The figures were contained in a report on the recovery of outstanding pension contributions and interest penalty for the defaulting employers obtained by our correspondent from the commission.

“At the end of the third quarter of 2014, the total cumulative recoveries made rose to N4.98bn, comprising principal contributions of N3.94bn and penalty of N1.04bn,” PenCom stated.

The commission said it issued demand notices to the defaulting employers whose pension liabilities were established by its appointed recovery agents.

PenCom added that during the third quarter of last year, the recovery agents recovered the sum of N884.83m, representing principal contributions and penalty.
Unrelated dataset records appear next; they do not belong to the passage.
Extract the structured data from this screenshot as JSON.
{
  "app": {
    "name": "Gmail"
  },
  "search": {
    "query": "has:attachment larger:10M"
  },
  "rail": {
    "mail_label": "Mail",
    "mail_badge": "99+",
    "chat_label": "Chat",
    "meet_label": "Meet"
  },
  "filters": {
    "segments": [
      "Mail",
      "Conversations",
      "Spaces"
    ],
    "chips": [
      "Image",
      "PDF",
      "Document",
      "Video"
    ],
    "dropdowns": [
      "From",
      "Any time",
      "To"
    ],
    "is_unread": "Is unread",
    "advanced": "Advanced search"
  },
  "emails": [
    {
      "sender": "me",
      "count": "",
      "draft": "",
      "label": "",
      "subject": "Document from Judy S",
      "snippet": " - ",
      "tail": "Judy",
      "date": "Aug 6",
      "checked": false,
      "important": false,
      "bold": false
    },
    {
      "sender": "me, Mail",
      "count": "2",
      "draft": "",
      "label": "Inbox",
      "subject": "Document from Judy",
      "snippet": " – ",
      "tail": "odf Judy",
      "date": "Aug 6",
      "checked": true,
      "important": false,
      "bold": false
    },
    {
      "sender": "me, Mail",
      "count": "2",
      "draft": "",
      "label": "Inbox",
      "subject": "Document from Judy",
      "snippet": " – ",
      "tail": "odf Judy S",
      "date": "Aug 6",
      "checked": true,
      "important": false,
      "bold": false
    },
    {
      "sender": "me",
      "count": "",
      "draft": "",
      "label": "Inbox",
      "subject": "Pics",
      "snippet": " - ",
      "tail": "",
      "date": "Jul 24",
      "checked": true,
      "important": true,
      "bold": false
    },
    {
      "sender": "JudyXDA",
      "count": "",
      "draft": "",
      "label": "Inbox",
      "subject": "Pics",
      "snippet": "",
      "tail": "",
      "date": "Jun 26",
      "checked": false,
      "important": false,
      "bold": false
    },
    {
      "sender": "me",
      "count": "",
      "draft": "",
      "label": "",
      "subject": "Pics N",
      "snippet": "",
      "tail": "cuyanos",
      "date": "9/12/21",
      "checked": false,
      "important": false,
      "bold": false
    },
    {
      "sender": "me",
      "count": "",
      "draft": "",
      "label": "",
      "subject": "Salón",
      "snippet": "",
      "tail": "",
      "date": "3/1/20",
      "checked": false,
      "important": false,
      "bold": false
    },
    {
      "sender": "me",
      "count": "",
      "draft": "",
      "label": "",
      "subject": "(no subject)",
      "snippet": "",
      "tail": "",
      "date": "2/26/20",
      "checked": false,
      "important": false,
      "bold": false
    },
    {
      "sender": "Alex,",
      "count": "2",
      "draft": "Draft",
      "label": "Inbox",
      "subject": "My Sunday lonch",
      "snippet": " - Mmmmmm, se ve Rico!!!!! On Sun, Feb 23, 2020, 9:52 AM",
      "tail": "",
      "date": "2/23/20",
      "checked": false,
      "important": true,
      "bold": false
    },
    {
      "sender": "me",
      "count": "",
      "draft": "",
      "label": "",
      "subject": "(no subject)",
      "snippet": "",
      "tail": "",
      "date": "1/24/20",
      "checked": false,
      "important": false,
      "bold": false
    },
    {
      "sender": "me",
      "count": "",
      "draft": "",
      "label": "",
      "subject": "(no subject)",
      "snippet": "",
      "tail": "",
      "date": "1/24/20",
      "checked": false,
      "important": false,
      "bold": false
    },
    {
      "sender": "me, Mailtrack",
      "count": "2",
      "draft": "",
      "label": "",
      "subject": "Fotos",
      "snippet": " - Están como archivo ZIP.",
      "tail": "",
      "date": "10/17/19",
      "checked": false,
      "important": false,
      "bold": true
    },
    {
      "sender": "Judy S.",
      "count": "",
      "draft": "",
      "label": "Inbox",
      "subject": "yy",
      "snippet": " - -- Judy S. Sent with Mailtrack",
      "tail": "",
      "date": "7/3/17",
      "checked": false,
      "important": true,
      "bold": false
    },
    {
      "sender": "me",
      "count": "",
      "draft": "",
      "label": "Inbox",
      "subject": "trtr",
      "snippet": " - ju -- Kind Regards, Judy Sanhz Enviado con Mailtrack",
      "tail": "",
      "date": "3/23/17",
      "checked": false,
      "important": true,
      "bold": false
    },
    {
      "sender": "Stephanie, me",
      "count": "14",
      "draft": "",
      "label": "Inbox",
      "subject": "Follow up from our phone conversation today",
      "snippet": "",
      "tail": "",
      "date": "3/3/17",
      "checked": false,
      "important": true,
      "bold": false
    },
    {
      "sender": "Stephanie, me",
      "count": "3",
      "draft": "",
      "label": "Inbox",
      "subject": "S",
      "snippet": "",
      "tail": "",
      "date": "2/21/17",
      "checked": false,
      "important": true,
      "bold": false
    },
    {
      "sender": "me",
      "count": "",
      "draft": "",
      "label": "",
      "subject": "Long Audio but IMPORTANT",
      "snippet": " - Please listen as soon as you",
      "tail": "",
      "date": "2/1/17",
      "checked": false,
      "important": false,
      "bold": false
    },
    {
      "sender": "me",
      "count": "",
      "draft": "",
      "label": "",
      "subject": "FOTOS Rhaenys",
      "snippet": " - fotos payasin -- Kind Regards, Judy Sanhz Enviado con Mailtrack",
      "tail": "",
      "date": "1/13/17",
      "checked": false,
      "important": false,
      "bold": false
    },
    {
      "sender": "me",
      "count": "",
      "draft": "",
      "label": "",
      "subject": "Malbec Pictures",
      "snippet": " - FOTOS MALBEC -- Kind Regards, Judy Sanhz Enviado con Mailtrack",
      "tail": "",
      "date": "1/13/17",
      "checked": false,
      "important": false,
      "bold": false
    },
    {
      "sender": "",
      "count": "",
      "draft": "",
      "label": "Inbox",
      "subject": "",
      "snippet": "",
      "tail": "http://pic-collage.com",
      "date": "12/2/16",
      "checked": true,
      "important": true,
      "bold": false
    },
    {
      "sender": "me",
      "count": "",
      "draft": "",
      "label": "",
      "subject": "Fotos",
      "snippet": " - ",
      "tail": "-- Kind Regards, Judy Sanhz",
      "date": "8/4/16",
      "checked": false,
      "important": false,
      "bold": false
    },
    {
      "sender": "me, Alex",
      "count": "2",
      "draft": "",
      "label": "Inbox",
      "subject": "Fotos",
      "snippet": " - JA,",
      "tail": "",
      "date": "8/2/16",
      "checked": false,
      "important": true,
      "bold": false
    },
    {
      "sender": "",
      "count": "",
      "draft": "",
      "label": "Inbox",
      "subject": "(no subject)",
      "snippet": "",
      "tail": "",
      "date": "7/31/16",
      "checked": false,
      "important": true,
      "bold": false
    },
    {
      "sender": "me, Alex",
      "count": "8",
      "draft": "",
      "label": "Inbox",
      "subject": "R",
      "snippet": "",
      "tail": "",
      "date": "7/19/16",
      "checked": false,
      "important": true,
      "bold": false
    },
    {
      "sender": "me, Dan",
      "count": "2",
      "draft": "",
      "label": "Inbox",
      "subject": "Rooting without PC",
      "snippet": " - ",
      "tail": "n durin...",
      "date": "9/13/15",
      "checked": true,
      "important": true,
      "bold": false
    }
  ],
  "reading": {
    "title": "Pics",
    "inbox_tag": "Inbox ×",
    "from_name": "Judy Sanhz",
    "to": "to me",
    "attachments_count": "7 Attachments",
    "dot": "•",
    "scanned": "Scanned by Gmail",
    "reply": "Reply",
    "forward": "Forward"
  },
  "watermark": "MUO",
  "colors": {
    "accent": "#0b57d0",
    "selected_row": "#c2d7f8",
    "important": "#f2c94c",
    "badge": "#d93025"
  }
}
It also said letters of warning were issued to 255 employers that failed to remit outstanding pension contributions and pay the penalties that were established by the recovery agents.

The Director-General, PenCom, Mrs. Chinelo Anohu-Amazu, said the commission scaled up its enforcement strategies in order to enhance compliance with the provisions of the Pension Reform Act, 2014.

“Consequently, sanctions were applied in line with the compliance framework. In addition, the commission participated in public enlightenment programmes as well as collaborated with various stakeholders to enhance compliance,” Anohu-Amazu said

In 2012, PenCom employed recovery agents to compel the defaulting organisations to cough up the outstanding contributions of their employees with interest.

The commission gave the agents the mandate to recover the unremitted contributions together with interest from the defaulting organisations.

PenCom noted that it had employed different approaches like public enlightenment, media campaign and collaboration with the regulatory and professional bodies to entice the employers to embrace voluntary compliance with the provisions of the Contributory Pension Scheme.

Other means employed include engagement of consultants, disclosure requirement, issuance of compliance letters, financial literacy and enforcement.

The commission stated that 24 states had dropped the Pay-As-You-Go pension scheme and the CPS. Records on implementation by the state governments showed that the number of states that had enacted laws on the CPS was 24 as of the second quarter of 2014.

According to the commission, 12 other states are at various stages of implementing the scheme, while one state has yet to commence the process.

Lagos State, which was the first to drop the old pension scheme for the CPS, is already in the process of amending its Pension Reform Law, 2007, following the promulgation of the National Pension Reform Act, 2014.